中小企業は、日本全体の企業数の99.7%を占める割合となっていますが、そのうち約7割が赤字経営を続けているといわれています。
企業全体の雇用は約3,200万人で、そのうちの約7割は中小企業で働いていることになるため、赤字経営の割合が多いと耳にすると不安に感じる方も少なくありません。
そこで、中小企業の赤字の割合について、問題点や企業存続で必要なことを簡単に解説します。
中小企業の赤字の割合
中小企業の赤字企業の割合は、7割といわれています。
他の主要国の赤字企業の割合はおおむね45~55%程度となっているのに対し、日本の約70%という割合は突出した数値です。
中小企業の利益率の低さや経営能力の乏しさ、支援不足など様々なイメージが強くなり、大企業ばかりが優遇されていることに不満を感じる経営者も少なくありません。
赤字経営の問題点

赤字が続けば借入金の利子返済が厳しくなり、資金繰りは悪化し、実質的に経営破綻の状態になりかねません。
売上を出していても、多額の負債を抱えた状態となり、企業を存続させるために債権者である銀行などの支援に依存するしかなくなります。
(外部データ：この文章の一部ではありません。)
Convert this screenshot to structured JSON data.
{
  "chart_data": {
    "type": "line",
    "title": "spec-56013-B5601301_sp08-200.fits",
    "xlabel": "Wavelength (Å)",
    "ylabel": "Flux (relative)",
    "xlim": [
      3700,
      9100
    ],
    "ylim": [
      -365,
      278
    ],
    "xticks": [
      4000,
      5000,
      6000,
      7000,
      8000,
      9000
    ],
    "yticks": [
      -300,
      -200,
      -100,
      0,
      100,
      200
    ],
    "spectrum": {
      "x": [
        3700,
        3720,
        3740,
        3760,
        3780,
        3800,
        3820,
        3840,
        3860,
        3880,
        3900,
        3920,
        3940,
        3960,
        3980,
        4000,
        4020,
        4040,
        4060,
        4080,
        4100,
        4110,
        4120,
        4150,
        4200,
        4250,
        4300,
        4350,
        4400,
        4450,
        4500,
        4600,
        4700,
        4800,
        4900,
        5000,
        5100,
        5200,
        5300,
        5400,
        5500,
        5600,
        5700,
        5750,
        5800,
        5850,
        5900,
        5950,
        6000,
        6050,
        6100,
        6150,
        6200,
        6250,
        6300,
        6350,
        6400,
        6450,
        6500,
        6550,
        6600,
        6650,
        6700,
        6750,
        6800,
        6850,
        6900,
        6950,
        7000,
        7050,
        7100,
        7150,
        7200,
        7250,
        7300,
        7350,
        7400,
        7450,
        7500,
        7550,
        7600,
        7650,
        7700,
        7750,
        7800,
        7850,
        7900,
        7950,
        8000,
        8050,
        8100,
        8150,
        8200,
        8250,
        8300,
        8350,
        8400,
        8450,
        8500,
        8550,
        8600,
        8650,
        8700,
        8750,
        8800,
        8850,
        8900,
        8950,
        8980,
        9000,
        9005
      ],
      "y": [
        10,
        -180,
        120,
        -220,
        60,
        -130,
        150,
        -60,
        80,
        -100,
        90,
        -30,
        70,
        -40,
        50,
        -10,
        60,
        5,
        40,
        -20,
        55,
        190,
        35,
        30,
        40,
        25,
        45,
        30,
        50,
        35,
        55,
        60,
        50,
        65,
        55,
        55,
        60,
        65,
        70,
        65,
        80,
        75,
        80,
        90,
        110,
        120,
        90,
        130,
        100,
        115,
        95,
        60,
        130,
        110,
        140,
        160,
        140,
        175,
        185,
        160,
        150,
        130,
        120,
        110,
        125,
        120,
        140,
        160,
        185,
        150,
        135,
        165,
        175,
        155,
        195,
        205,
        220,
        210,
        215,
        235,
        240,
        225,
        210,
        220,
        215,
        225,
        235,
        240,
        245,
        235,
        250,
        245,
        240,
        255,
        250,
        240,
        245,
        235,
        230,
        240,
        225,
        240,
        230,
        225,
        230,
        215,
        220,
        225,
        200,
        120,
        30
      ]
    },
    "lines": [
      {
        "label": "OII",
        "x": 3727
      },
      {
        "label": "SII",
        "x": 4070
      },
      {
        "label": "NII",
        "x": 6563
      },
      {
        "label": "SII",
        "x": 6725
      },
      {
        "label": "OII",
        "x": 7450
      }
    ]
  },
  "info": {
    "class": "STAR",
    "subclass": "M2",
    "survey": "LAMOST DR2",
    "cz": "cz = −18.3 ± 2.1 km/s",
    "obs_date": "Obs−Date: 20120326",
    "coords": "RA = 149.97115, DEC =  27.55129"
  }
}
赤字企業はこのような状況に陥りやすい予備軍であり、金融機関から業務改善を強く求められます。
赤字で企業存続が必要な理由
日本の企業の中で赤字企業の割合が大きいことは、他の主要国と比べても異常な事態です。
黒字企業の割合は横ばいを推移しているのも、日本経済が停滞していることをあらわします。
しかし、中小企業は少ない人材で現場対応することが多いため、雇用維持のためにも補助金や借入金を利用し、返済猶予なども相談しながら企業存続を目指すケースがほとんどです。
過去のコロナ禍では休業や時短営業などを余儀なくされましたが、補助金申請や銀行へのリスケジュール相談で乗り切り、現在に至る事業者も少なくありません。
赤字経営に求められること
雇用を維持させることは重要ですが、そればかりに注視するのではなく、営業利益や純利益を黒字にすることを目指さなければなりません。
赤字ですぐに会社が倒産することはないとしても、長く赤字が続けば倒産してしまう要因になるため、資金繰りを改善させて黒字化する戦略を立てましょう。